Every actionable Ready-condition reason has a runbook covering the symptom, cause, diagnosis, and remediation. Set --runbook-base-url (the chart’s controller.runbookBaseURL, which defaults to this docs site) to a published copy of those pages and the controller appends (runbook: <base>/<reason>/) to the Ready message (the reason lower-cased into a path segment), so a kubectl describe links straight to the fix. Healthy reasons (Succeeded, Suspended) get no link.

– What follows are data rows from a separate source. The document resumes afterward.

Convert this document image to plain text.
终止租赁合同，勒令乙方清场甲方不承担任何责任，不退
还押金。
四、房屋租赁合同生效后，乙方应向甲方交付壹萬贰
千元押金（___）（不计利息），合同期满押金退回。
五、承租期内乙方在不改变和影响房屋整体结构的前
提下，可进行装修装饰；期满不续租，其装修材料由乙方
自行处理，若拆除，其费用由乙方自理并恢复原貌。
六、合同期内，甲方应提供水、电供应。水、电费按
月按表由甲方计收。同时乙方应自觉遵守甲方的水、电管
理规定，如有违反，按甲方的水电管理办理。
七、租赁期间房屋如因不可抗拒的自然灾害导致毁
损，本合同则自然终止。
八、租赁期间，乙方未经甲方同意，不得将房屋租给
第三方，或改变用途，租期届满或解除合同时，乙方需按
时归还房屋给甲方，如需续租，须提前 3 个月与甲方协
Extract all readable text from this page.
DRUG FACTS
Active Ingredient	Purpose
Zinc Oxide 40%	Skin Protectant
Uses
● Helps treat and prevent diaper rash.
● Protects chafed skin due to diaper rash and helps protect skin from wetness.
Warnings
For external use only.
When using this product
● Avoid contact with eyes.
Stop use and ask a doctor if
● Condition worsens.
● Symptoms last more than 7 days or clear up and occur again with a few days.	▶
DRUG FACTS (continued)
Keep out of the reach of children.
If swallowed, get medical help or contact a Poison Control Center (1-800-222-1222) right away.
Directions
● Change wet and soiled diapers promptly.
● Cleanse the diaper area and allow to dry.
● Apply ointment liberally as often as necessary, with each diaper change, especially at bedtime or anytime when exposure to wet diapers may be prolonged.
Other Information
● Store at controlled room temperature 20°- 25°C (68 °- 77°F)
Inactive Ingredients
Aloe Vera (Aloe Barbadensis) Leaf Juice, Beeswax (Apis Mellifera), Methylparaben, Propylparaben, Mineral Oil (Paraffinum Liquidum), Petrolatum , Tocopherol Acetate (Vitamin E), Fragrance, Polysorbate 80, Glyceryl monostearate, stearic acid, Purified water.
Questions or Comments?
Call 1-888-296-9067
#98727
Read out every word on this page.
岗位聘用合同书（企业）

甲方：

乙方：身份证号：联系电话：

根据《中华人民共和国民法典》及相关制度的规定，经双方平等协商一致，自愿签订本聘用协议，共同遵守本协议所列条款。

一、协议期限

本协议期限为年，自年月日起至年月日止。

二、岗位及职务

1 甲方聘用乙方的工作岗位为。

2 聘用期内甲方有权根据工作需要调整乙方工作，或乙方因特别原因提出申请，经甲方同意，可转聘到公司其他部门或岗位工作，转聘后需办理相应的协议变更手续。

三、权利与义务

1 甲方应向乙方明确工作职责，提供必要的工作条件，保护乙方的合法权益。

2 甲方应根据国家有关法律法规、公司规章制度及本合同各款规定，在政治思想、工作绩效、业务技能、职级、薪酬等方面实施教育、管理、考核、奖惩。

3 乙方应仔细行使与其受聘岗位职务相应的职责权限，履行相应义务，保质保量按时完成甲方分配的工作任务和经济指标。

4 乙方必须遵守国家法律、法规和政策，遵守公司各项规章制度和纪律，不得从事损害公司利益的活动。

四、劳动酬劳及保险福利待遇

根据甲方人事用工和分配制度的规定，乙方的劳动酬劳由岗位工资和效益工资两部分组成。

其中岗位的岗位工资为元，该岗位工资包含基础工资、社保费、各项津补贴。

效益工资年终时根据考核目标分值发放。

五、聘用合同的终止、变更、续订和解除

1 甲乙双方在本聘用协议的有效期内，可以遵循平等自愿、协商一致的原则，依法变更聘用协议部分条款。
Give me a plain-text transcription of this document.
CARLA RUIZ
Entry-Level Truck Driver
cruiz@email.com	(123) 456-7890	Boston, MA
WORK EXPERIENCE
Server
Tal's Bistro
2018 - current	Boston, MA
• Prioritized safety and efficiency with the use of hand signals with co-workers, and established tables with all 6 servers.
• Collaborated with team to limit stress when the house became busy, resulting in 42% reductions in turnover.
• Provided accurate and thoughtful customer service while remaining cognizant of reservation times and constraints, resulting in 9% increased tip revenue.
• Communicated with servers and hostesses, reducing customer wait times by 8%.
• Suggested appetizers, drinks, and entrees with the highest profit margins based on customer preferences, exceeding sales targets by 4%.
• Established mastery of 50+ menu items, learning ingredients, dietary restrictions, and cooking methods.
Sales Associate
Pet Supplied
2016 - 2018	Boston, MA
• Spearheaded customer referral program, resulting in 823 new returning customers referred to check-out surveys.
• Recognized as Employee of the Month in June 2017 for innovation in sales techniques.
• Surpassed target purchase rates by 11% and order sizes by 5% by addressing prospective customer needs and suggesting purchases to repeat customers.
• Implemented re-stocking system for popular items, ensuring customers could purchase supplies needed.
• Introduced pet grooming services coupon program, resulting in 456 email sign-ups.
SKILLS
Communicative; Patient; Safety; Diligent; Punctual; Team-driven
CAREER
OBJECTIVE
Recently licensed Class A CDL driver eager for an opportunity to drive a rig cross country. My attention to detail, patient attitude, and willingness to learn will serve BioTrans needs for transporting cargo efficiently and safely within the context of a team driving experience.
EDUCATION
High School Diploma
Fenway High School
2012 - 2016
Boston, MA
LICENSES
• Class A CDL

# values.yaml — point at your own mirror, or set "" to drop the links
controller:
  runbookBaseURL: https://runbooks.internal/stageset

For example, a StageFailed StageSet then shows:

Message:  stage "application" failed: … (runbook: https://runbooks.internal/stageset/stagefailed/)

Forcing a reconcile

The controller reconciles on its spec.interval, on source changes, and on demand. To trigger an out-of-band run, stamp the standard annotation — which is what flux reconcile and stagesetctl reconcile do for you:

kubectl annotate stageset my-app \
  reconcile.fluxcd.io/requestedAt="$(date -u +%FT%TZ)" --overwrite

The handled token is recorded in status.lastHandledReconcileAt.

Drift correction

On a steady-state reconcile the controller re-asserts the desired state, healing out-of-band changes to managed objects. Each correction emits a DriftCorrected event and increments stageset_drift_corrected_total. Tighten the cadence with spec.driftDetectionInterval when you need faster healing than spec.interval.